Thermodynamic Linear Algebra
- URL: http://arxiv.org/abs/2308.05660v2
- Date: Mon, 10 Jun 2024 16:49:10 GMT
- Title: Thermodynamic Linear Algebra
- Authors: Maxwell Aifer, Kaelan Donatella, Max Hunter Gordon, Samuel Duffield, Thomas Ahle, Daniel Simpson, Gavin E. Crooks, Patrick J. Coles,
- Abstract summary: We consider an alternative physics-based computing paradigm based on classical thermodynamics to accelerate linear algebra.
We present simple thermodynamic algorithms for solving linear systems of equations, computing matrix inverses, (3) computing matrix determinants, and (4) solving Lyapunov equations.
Our algorithms exploit thermodynamic principles like ergodicity, entropy, and equilibration, highlighting the deep connection between these two seemingly distinct fields.

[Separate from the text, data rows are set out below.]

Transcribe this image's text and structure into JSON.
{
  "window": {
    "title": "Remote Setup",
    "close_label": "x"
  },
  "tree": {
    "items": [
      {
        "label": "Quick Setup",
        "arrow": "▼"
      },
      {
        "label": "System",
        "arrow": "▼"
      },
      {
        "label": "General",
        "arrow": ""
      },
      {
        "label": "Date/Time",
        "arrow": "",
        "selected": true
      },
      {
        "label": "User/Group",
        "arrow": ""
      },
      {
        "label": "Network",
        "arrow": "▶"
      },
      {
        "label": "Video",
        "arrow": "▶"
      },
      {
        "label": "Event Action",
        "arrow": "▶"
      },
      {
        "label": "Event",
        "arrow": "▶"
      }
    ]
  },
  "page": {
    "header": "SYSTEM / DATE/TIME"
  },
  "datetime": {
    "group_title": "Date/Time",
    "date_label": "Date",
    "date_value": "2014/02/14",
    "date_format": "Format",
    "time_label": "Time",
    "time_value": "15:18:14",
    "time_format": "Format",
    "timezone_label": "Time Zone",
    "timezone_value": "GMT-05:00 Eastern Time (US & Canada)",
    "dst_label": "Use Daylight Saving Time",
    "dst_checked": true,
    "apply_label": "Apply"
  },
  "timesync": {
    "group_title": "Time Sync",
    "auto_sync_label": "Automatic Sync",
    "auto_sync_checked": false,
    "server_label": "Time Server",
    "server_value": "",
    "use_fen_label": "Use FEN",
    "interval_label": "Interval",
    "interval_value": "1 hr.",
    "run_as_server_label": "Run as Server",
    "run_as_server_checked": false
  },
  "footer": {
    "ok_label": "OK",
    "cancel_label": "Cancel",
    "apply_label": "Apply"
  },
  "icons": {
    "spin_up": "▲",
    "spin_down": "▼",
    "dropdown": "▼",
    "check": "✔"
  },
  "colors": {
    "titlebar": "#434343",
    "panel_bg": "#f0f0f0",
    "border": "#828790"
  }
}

- Score: 0.7377893131680263
- License: http://creativecommons.org/licenses/by/4.0/
- Abstract: Linear algebraic primitives are at the core of many modern algorithms in engineering, science, and machine learning. Hence, accelerating these primitives with novel computing hardware would have tremendous economic impact. Quantum computing has been proposed for this purpose, although the resource requirements are far beyond current technological capabilities, so this approach remains long-term in timescale. Here we consider an alternative physics-based computing paradigm based on classical thermodynamics, to provide a near-term approach to accelerating linear algebra. At first sight, thermodynamics and linear algebra seem to be unrelated fields. In this work, we connect solving linear algebra problems to sampling from the thermodynamic equilibrium distribution of a system of coupled harmonic oscillators. We present simple thermodynamic algorithms for (1) solving linear systems of equations, (2) computing matrix inverses, (3) computing matrix determinants, and (4) solving Lyapunov equations. Under reasonable assumptions, we rigorously establish asymptotic speedups for our algorithms, relative to digital methods, that scale linearly in matrix dimension. Our algorithms exploit thermodynamic principles like ergodicity, entropy, and equilibration, highlighting the deep connection between these two seemingly distinct fields, and opening up algebraic applications for thermodynamic computing hardware.